E-Banking |
American entrepreneur and inventor, late Steven Paul Jobs
was unequivocal when he said “Innovation distinguishes between a leader and a
follower”. For financial institutions operating in today’s complex environment,
this maxim is merely stating the obvious. Innovation is exceptionally valuable
as it offers new and compelling ways to capture new business and grow loyalty
from consumers. To this end, Banks must continually deploy ground-breaking initiatives
aimed at improving service delivery for customers around the world.
Today, a Deposit Money Bank (DMB) in Brazil which was
encumbered by market restrictions has expanded well beyond traditional banking
to provide customers concierge-type services, such as hotel booking or
restaurant reservations. In Indonesia, 'floating banks' are capturing new
customers by traveling to island populations. In Poland, clients can use a
smartphone app to request a 'mobile Automated Teller Machine (ATM)' – housed
within an electric BMW i3 – to come to them at a specified place and time.

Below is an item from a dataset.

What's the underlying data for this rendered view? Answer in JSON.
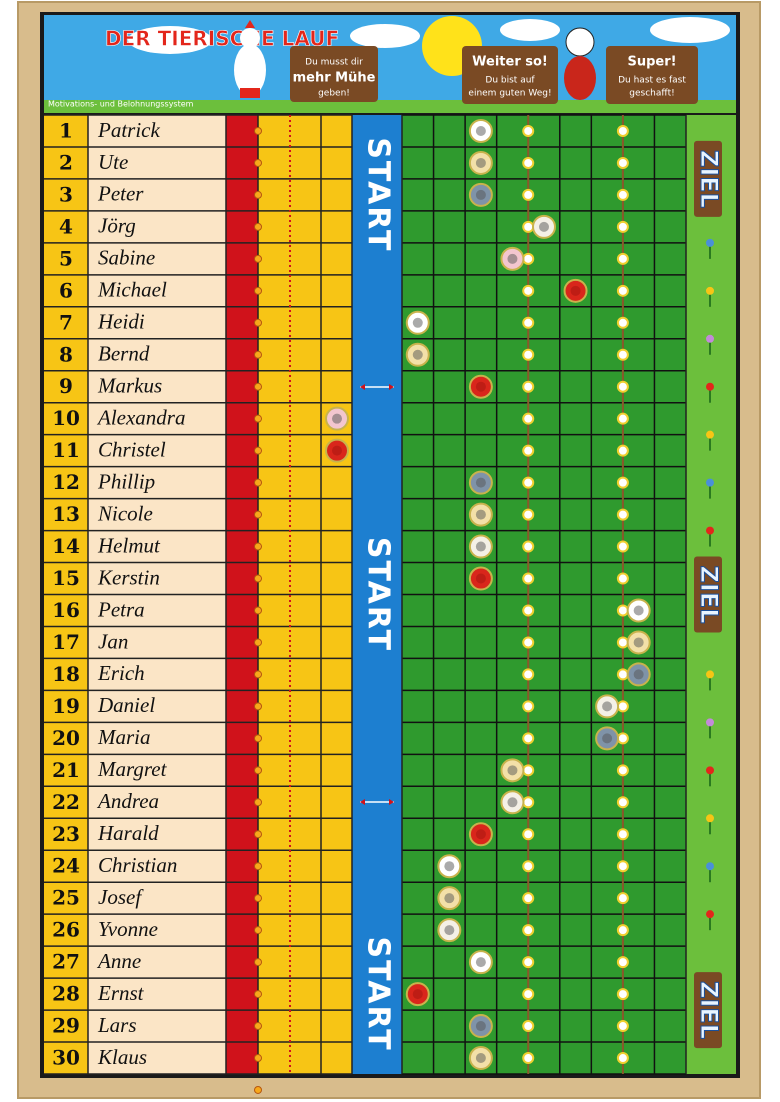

On the other hand, Kenyan Banks are currently partnering
with Mobile Network Operators (MNOs) to access credit risks of first-time bank
customers. Unencumbered by market restrictions, a lender in Brazil has expanded
well beyond traditional banking to provide customers concierge-type services,
such as hotel booking or restaurant reservations. For Nigerian Banks to remain
competitive, they must utilise technology to evolve into an inclusive lender
offering innovative solutions well beyond mundane banking services.